After running this 6 times (a simple for _ in range(6)), I just sum up the values of the space dictionary that are equal to the active state char #.

Part 2 of the puzzle just asked for running the same 6 cycles, but now in a four-dimensions space! No change was needed to the neighborhood calculation, so that was a win. I needed to change the input parsing to allow for another dimension:

 space = defaultdict(lambda: ".")
 for x, line in enumerate(initial.splitlines()):
     for y, state in enumerate(line):
-        cube = (x, y, 0)
+        cube = (x, y, 0, 0)
         space[cube] = state

Then I just copied the code verbatim from part 1 and got to the correct answer. It was taking a couple of seconds to run though, given that now we are growing the space in each cycle due to each cube now adding at most 80 cubes to the “known” space state.

I noticed that I was just counting active cubes in the first for loop to find the affected neighbors, adding a lot of references to new points but only saying these had 0 active cubes around them. So I edited the code to skip neighbor processing of inactive cubes (the majority of the iterations), and with a couple of adjustments, I had a solution running in 0.3 seconds. I then generalized it as well to run for multiple dimensions, with some nice tricks to parse the input. Here’s the full code for the cycle:

def full_cycle(initial: str, dimensions: int) -> int:
    space = defaultdict(lambda: ".")
    padding = (0,) * (dimensions - 2)
    for x, line in enumerate(initial.splitlines()):
        for y, state in enumerate(line):
            cube = (x, y) + padding
            space[cube] = state

    for _ in range(6):
        cube_to_active_count = defaultdict(int)

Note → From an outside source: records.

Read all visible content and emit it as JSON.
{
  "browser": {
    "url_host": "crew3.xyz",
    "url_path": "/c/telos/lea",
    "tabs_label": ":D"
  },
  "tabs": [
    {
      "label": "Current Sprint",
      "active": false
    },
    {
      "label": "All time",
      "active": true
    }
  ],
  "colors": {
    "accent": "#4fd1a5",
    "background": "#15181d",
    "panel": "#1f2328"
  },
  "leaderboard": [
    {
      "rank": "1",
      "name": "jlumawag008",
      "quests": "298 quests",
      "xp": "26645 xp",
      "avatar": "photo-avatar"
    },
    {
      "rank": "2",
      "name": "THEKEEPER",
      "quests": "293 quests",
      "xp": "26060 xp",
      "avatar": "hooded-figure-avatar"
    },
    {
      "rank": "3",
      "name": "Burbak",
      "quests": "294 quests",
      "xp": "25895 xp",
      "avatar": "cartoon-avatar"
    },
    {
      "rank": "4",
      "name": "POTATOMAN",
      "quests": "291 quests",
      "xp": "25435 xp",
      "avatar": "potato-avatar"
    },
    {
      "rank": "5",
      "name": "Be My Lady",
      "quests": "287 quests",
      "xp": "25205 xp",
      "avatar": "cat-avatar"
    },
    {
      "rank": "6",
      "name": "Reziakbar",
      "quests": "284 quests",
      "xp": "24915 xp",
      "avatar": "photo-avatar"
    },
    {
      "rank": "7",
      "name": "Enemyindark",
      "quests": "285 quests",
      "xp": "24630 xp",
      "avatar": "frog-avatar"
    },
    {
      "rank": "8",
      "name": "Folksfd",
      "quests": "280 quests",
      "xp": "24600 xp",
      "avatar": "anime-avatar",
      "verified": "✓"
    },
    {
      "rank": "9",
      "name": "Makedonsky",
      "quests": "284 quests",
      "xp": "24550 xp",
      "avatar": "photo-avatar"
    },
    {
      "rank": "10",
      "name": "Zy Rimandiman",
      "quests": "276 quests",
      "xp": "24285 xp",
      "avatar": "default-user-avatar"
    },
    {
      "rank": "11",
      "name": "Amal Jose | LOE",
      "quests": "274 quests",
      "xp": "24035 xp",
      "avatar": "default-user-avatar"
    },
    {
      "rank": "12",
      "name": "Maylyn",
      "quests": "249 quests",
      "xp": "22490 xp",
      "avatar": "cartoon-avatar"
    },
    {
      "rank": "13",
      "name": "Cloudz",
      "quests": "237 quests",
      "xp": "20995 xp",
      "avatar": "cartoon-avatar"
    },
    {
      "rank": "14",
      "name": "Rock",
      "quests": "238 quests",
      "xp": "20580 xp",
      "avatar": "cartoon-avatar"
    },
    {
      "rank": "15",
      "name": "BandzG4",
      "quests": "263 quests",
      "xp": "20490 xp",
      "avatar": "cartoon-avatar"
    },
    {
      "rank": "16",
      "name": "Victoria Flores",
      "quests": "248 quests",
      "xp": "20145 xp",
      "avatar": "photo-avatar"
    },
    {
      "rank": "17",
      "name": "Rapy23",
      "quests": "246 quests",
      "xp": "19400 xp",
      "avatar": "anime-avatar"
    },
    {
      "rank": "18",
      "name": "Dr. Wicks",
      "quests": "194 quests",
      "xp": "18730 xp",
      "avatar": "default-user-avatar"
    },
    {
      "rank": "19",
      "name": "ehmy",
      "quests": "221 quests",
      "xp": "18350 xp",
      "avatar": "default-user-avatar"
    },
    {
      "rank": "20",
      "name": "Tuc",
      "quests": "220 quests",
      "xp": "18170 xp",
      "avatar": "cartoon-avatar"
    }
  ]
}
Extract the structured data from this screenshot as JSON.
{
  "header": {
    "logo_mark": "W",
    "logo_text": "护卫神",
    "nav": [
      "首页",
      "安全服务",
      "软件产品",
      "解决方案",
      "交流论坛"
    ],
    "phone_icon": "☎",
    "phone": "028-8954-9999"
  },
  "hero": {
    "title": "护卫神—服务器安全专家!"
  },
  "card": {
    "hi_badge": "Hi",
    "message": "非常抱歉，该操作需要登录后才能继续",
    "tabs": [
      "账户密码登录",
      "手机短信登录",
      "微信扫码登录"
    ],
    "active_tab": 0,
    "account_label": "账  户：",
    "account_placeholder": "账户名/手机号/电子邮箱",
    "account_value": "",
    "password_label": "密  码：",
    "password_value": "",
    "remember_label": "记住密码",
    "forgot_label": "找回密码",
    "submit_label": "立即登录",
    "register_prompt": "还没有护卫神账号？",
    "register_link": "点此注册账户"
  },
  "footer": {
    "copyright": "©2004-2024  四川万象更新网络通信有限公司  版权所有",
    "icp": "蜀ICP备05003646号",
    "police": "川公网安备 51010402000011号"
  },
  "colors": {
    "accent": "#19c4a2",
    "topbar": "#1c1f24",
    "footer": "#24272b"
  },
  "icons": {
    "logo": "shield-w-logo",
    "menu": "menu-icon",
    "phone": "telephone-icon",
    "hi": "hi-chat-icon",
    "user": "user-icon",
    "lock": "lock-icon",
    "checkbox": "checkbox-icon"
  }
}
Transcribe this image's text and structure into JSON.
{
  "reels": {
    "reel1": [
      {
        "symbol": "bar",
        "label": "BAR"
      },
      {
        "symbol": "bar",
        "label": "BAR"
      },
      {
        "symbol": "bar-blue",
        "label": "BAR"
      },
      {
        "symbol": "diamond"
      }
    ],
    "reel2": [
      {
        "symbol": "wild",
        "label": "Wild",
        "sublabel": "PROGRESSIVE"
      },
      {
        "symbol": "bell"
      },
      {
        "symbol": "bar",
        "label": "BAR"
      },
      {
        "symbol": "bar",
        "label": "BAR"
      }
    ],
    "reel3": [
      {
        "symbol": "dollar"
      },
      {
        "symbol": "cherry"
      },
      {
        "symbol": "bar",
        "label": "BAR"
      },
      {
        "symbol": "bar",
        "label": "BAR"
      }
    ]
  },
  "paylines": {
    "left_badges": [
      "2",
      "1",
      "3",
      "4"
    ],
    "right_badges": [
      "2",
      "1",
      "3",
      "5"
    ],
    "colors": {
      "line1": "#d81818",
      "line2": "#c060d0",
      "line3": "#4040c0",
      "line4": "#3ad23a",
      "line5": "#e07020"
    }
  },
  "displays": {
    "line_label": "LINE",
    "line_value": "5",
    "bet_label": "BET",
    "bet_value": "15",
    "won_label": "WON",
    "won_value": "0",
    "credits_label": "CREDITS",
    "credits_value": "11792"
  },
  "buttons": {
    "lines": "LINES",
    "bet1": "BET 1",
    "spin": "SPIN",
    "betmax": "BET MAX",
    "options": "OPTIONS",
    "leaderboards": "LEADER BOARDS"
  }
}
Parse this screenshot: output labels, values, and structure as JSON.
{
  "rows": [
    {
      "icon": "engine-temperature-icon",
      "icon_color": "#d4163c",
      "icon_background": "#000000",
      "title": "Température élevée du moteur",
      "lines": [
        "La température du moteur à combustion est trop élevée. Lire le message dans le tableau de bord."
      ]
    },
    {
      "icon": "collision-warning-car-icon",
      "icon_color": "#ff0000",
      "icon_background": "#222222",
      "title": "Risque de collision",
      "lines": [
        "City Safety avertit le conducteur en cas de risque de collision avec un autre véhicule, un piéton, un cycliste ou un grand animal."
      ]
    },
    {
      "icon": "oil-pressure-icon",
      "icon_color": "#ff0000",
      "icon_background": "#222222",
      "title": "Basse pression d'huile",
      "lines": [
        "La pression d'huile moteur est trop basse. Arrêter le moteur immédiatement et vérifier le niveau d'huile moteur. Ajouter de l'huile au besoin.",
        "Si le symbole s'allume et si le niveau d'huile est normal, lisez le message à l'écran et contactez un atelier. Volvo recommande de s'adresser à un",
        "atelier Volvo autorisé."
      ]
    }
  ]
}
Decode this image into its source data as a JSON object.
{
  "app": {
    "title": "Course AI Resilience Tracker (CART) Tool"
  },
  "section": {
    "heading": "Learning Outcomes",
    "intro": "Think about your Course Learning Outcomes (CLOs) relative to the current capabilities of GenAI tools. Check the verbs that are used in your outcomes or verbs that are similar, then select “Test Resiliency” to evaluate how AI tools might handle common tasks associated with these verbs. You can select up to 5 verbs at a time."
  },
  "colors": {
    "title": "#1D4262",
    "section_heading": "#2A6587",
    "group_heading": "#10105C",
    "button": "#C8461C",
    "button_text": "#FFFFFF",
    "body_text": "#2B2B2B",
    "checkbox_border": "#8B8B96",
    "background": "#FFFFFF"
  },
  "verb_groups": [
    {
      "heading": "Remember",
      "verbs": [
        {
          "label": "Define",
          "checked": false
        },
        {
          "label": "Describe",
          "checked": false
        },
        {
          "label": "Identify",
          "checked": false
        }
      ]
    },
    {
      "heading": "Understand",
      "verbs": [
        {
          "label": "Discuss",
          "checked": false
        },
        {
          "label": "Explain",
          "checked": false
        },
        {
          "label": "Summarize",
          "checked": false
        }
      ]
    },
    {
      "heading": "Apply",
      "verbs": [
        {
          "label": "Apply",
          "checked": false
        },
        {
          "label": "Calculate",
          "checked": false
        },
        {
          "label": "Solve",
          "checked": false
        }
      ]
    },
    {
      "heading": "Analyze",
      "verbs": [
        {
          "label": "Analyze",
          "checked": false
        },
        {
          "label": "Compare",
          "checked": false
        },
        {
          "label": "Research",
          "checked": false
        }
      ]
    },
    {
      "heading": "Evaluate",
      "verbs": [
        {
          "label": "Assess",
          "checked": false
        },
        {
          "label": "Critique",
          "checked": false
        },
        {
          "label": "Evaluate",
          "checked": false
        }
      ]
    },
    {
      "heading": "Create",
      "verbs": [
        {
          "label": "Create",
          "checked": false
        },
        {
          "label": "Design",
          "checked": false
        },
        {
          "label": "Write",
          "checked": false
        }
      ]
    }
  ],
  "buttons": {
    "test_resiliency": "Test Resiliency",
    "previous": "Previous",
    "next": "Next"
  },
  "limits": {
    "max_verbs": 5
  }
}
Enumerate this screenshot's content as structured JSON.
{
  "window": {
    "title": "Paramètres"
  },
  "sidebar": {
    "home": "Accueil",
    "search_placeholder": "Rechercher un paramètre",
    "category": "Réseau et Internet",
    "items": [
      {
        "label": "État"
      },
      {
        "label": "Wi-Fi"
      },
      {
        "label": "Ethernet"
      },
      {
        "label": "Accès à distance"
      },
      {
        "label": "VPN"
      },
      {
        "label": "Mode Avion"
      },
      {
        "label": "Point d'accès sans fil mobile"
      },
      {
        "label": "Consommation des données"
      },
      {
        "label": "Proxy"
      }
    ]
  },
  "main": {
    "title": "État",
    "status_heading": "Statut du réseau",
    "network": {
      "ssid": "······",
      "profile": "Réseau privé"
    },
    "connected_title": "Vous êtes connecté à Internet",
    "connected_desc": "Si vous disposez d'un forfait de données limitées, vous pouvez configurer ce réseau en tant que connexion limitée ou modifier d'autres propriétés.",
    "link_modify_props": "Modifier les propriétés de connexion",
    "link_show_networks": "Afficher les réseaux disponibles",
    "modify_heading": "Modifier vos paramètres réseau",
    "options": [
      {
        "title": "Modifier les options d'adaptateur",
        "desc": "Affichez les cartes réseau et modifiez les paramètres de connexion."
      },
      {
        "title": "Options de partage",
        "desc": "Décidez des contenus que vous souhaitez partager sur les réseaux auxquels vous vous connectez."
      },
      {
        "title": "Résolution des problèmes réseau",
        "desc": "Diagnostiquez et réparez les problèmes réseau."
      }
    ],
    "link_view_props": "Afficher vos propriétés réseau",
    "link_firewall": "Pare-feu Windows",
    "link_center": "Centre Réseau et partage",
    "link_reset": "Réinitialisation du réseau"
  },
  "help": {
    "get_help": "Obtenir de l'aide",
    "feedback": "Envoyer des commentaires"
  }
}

        for cube in space:
            if space[cube] == ".":
                continue
            for n in neighborhood(*cube):
                # neighborhood contains cube and all its neighbors.
                # `cube_to_active_count[n] += n != cube` ensures
                # active cubes without active neighbors are counted
                # and proper deactivated by underpopulation in the
                # next for-loop.
                cube_to_active_count[n] += n != cube and space[cube] == "#"
        for n, count in cube_to_active_count.items():
            if space[n] == "#":
                if count in [2, 3]:
                    space[n] = "#"
                else:
                    space[n] = "."
            elif space[n] == ".":
                if count == 3:
                    space[n] = "#"

    return sum(state == "#" for state in space.values())

print("--- part 1 ---")
print(full_cycle(initial, 3))
print("--- part 2 ---")
print(full_cycle(initial, 4))

There are a couple of tricks to decrease the line count around the check if a cube becomes active or inactive, but it wouldn’t add much in terms of performance. I’m pretty happy with this solution!